金融緩和下ではここが底になっていますので、今後この水準まで調整が進行されるか否かが問題になります。
結論から先に言うと、一時的に1,600ポイントを下回る日があっても、巡航水準では1,600台前半が下値だと考えられます。
理由は、REIT側にマイナス要素があっての調整ではなく、米国金利の上昇傾向によって調整が行われている事と、調整局面では東証REIT指数のようなマクロ指標では正確な実態が分からなくなっている事です。

今の市場の実態を把握するには、上場59銘柄を一律に見るのではなく、銘柄を分解して投資口価格の推移を追う必要があります。

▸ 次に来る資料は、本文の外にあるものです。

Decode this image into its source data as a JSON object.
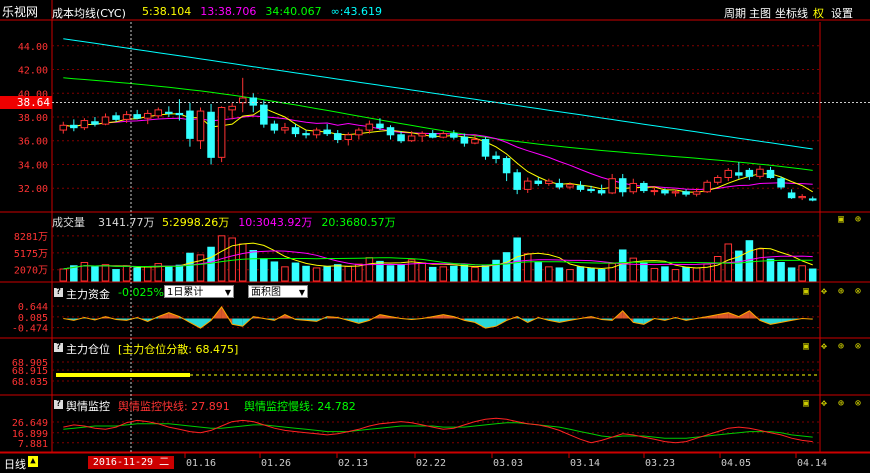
{
  "app": {
    "logo": "乐视网"
  },
  "header": {
    "indicator": "成本均线(CYC)",
    "legend": [
      {
        "label": "5:38.104",
        "color": "#ffff00"
      },
      {
        "label": "13:38.706",
        "color": "#ff00ff"
      },
      {
        "label": "34:40.067",
        "color": "#00ff00"
      },
      {
        "label": "∞:43.619",
        "color": "#00ffff"
      }
    ],
    "nav": [
      "周期",
      "主图",
      "坐标线",
      "权",
      "设置"
    ]
  },
  "main_axis": {
    "ticks": [
      "44.00",
      "42.00",
      "40.00",
      "38.00",
      "36.00",
      "34.00",
      "32.00"
    ],
    "current_price": "38.64"
  },
  "volume": {
    "title": "成交量",
    "value": "3141.77万",
    "ma": [
      {
        "label": "5:2998.26万",
        "color": "#ffff00"
      },
      {
        "label": "10:3043.92万",
        "color": "#ff00ff"
      },
      {
        "label": "20:3680.57万",
        "color": "#00ff00"
      }
    ],
    "ticks": [
      "8281万",
      "5175万",
      "2070万"
    ]
  },
  "capital": {
    "title": "主力资金",
    "value": "-0.025%",
    "select1": "1日累计",
    "select2": "面积图",
    "ticks": [
      "0.644",
      "0.085",
      "-0.474"
    ]
  },
  "position": {
    "title": "主力仓位",
    "subtitle": "[主力仓位分散: 68.475]",
    "ticks": [
      "68.905",
      "68.915",
      "68.035"
    ]
  },
  "sentiment": {
    "title": "舆情监控",
    "fast": "舆情监控快线: 27.891",
    "slow": "舆情监控慢线: 24.782",
    "ticks": [
      "26.649",
      "16.899",
      "7.881"
    ]
  },
  "footer": {
    "period": "日线",
    "date": "2016-11-29 二",
    "dates": [
      "01.16",
      "01.26",
      "02.13",
      "02.22",
      "03.03",
      "03.14",
      "03.23",
      "04.05",
      "04.14"
    ]
  },
  "colors": {
    "up": "#ff3333",
    "down": "#33ffff",
    "grid": "#800000",
    "axis": "#cc0000"
  },
  "chart_data": {
    "type": "candlestick",
    "ylim": [
      30.5,
      45.5
    ],
    "candles": [
      [
        36.9,
        37.6,
        36.6,
        37.3
      ],
      [
        37.3,
        37.8,
        36.8,
        37.1
      ],
      [
        37.1,
        37.9,
        36.9,
        37.7
      ],
      [
        37.6,
        38.0,
        37.2,
        37.4
      ],
      [
        37.4,
        38.3,
        37.3,
        38.0
      ],
      [
        38.1,
        38.4,
        37.6,
        37.8
      ],
      [
        37.8,
        38.5,
        37.5,
        38.2
      ],
      [
        38.2,
        38.6,
        37.8,
        37.9
      ],
      [
        37.9,
        38.6,
        37.4,
        38.3
      ],
      [
        38.1,
        38.8,
        37.9,
        38.6
      ],
      [
        38.4,
        38.9,
        38.0,
        38.3
      ],
      [
        38.3,
        39.5,
        37.7,
        38.2
      ],
      [
        38.5,
        39.2,
        35.5,
        36.2
      ],
      [
        36.0,
        38.8,
        35.3,
        38.5
      ],
      [
        38.4,
        39.1,
        34.0,
        34.6
      ],
      [
        34.6,
        38.9,
        34.2,
        38.8
      ],
      [
        38.6,
        39.2,
        37.8,
        38.9
      ],
      [
        39.2,
        41.3,
        38.4,
        39.6
      ],
      [
        39.6,
        40.0,
        38.4,
        39.0
      ],
      [
        39.0,
        39.4,
        37.1,
        37.4
      ],
      [
        37.4,
        37.7,
        36.6,
        36.9
      ],
      [
        36.9,
        37.5,
        36.6,
        37.1
      ],
      [
        37.1,
        37.4,
        36.3,
        36.6
      ],
      [
        36.6,
        36.9,
        36.2,
        36.5
      ],
      [
        36.5,
        37.1,
        36.2,
        36.9
      ],
      [
        36.9,
        37.4,
        36.4,
        36.6
      ],
      [
        36.6,
        36.9,
        35.8,
        36.1
      ],
      [
        36.1,
        36.7,
        35.6,
        36.5
      ],
      [
        36.5,
        37.1,
        36.1,
        36.9
      ],
      [
        36.9,
        37.7,
        36.6,
        37.4
      ],
      [
        37.4,
        37.9,
        36.9,
        37.1
      ],
      [
        37.1,
        37.3,
        36.1,
        36.5
      ],
      [
        36.5,
        36.8,
        35.8,
        36.0
      ],
      [
        36.0,
        36.8,
        35.9,
        36.4
      ],
      [
        36.4,
        36.8,
        35.9,
        36.6
      ],
      [
        36.6,
        36.9,
        36.2,
        36.3
      ],
      [
        36.3,
        36.8,
        36.2,
        36.6
      ],
      [
        36.6,
        36.9,
        36.1,
        36.3
      ],
      [
        36.3,
        36.6,
        35.5,
        35.8
      ],
      [
        35.8,
        36.5,
        35.7,
        36.1
      ],
      [
        36.1,
        36.3,
        34.4,
        34.7
      ],
      [
        34.7,
        35.1,
        34.1,
        34.5
      ],
      [
        34.5,
        34.7,
        32.6,
        33.3
      ],
      [
        33.3,
        33.6,
        31.5,
        31.9
      ],
      [
        31.9,
        32.9,
        31.6,
        32.6
      ],
      [
        32.6,
        32.9,
        32.2,
        32.4
      ],
      [
        32.4,
        32.8,
        32.2,
        32.6
      ],
      [
        32.4,
        32.8,
        31.9,
        32.1
      ],
      [
        32.1,
        32.5,
        31.9,
        32.3
      ],
      [
        32.2,
        32.6,
        31.7,
        31.9
      ],
      [
        31.9,
        32.2,
        31.6,
        31.8
      ],
      [
        31.8,
        32.3,
        31.4,
        31.6
      ],
      [
        31.6,
        33.2,
        31.5,
        32.8
      ],
      [
        32.8,
        33.2,
        31.3,
        31.7
      ],
      [
        31.7,
        32.8,
        31.5,
        32.4
      ],
      [
        32.4,
        32.6,
        31.6,
        31.8
      ],
      [
        31.8,
        32.1,
        31.4,
        31.8
      ],
      [
        31.8,
        32.0,
        31.4,
        31.6
      ],
      [
        31.6,
        31.9,
        31.3,
        31.7
      ],
      [
        31.7,
        31.9,
        31.3,
        31.5
      ],
      [
        31.5,
        32.0,
        31.3,
        31.7
      ],
      [
        31.7,
        32.7,
        31.6,
        32.5
      ],
      [
        32.5,
        33.1,
        32.3,
        32.9
      ],
      [
        32.9,
        33.7,
        32.6,
        33.5
      ],
      [
        33.3,
        34.2,
        32.8,
        33.1
      ],
      [
        33.5,
        33.7,
        32.7,
        33.0
      ],
      [
        33.0,
        33.9,
        32.8,
        33.6
      ],
      [
        33.5,
        33.8,
        32.8,
        32.9
      ],
      [
        32.8,
        33.0,
        31.9,
        32.1
      ],
      [
        31.6,
        31.9,
        31.1,
        31.2
      ],
      [
        31.2,
        31.5,
        31.0,
        31.3
      ],
      [
        31.1,
        31.3,
        30.9,
        31.0
      ]
    ],
    "volume": [
      2200,
      2800,
      3400,
      2600,
      3000,
      2100,
      2800,
      2400,
      2600,
      3200,
      2700,
      2900,
      5100,
      4800,
      6200,
      8300,
      7900,
      6800,
      5600,
      4100,
      3500,
      2600,
      3300,
      2700,
      2400,
      2600,
      3000,
      2700,
      3100,
      4300,
      3600,
      2800,
      3000,
      3900,
      3300,
      2500,
      2600,
      2700,
      2900,
      2500,
      2800,
      3800,
      5200,
      7900,
      5000,
      3500,
      2600,
      2400,
      2100,
      2600,
      2300,
      2100,
      3200,
      5700,
      4200,
      3300,
      2300,
      2600,
      2100,
      2500,
      2400,
      3100,
      4500,
      6800,
      5500,
      7400,
      5900,
      4000,
      3400,
      2400,
      2800,
      2200
    ],
    "capital": [
      0.0,
      -0.1,
      0.05,
      -0.08,
      0.1,
      -0.05,
      -0.1,
      0.05,
      -0.15,
      0.1,
      0.3,
      0.1,
      -0.2,
      -0.5,
      -0.1,
      0.6,
      -0.3,
      -0.4,
      0.1,
      0.0,
      -0.1,
      0.2,
      -0.05,
      -0.1,
      -0.15,
      0.1,
      0.05,
      -0.1,
      -0.25,
      -0.1,
      0.2,
      0.1,
      0.0,
      -0.05,
      0.0,
      0.1,
      0.2,
      0.1,
      -0.1,
      -0.2,
      -0.5,
      -0.4,
      -0.1,
      0.1,
      -0.2,
      0.05,
      -0.1,
      -0.2,
      -0.1,
      0.0,
      0.1,
      -0.05,
      -0.1,
      0.4,
      -0.2,
      -0.3,
      0.0,
      -0.1,
      0.05,
      -0.1,
      0.0,
      0.1,
      0.2,
      0.3,
      0.1,
      0.4,
      -0.1,
      -0.3,
      -0.2,
      -0.1,
      0.0,
      -0.03
    ],
    "sentiment_fast": [
      22,
      24,
      23,
      21,
      20,
      22,
      26,
      28,
      27,
      25,
      22,
      20,
      18,
      17,
      19,
      23,
      27,
      28,
      27,
      24,
      21,
      19,
      18,
      17,
      16,
      15,
      16,
      18,
      20,
      23,
      25,
      26,
      27,
      26,
      24,
      22,
      20,
      21,
      24,
      27,
      29,
      30,
      29,
      27,
      25,
      24,
      22,
      19,
      15,
      11,
      8,
      10,
      13,
      16,
      15,
      13,
      11,
      9,
      8,
      9,
      12,
      15,
      18,
      21,
      22,
      21,
      19,
      17,
      15,
      12,
      10,
      9
    ],
    "sentiment_slow": [
      20,
      21,
      22,
      23,
      23,
      23,
      24,
      25,
      25,
      25,
      25,
      24,
      23,
      22,
      21,
      21,
      22,
      23,
      24,
      24,
      23,
      22,
      21,
      20,
      19,
      18,
      18,
      18,
      19,
      20,
      21,
      22,
      23,
      23,
      23,
      23,
      22,
      22,
      22,
      23,
      24,
      25,
      26,
      26,
      25,
      24,
      23,
      22,
      20,
      18,
      16,
      14,
      13,
      14,
      14,
      14,
      13,
      12,
      12,
      12,
      13,
      14,
      15,
      16,
      17,
      18,
      18,
      18,
      17,
      15,
      14,
      13
    ]
  }
}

東証REIT指数には投資用途別に分解した、東証オフィス・住宅・商業物流施設の3つの指数がありますが、単一用途を投資対象としているのは27銘柄で全体の半数以下ですから、用途別分類は必ずしも適切ではありません。
私は以前から投資口価格の動きを既存銘柄(日本ビルファンド~産業ファンドまでの30銘柄)、新興銘柄(ケネディクス・レジ~三菱地所物流リートまでの29銘柄)、格付けAA格銘柄(日銀の買入対象銘柄)の3つに分解してウォッチしていますが、この分類だと投資家の動きが読み取れます。
但し、東証REIT指数が1,600ポイントを割ると、増資が難しくなる銘柄が増えますので、市場評価の低い銘柄は動けなくなるという側面が生じますが、それも全体の半数程度ですから、REIT全ての問題ではありません。

このように、REITはいくつかの切り口で分解して相場動向を見て、更にその影響も分解した銘柄群によって異なりますので、単純な見方では通用しなくなっているのです。
一方、単純な見方が通用するのは相場上昇局面ですから、このような時は証券会社も強気になれるので、色々な見通しが出されるようになるのです。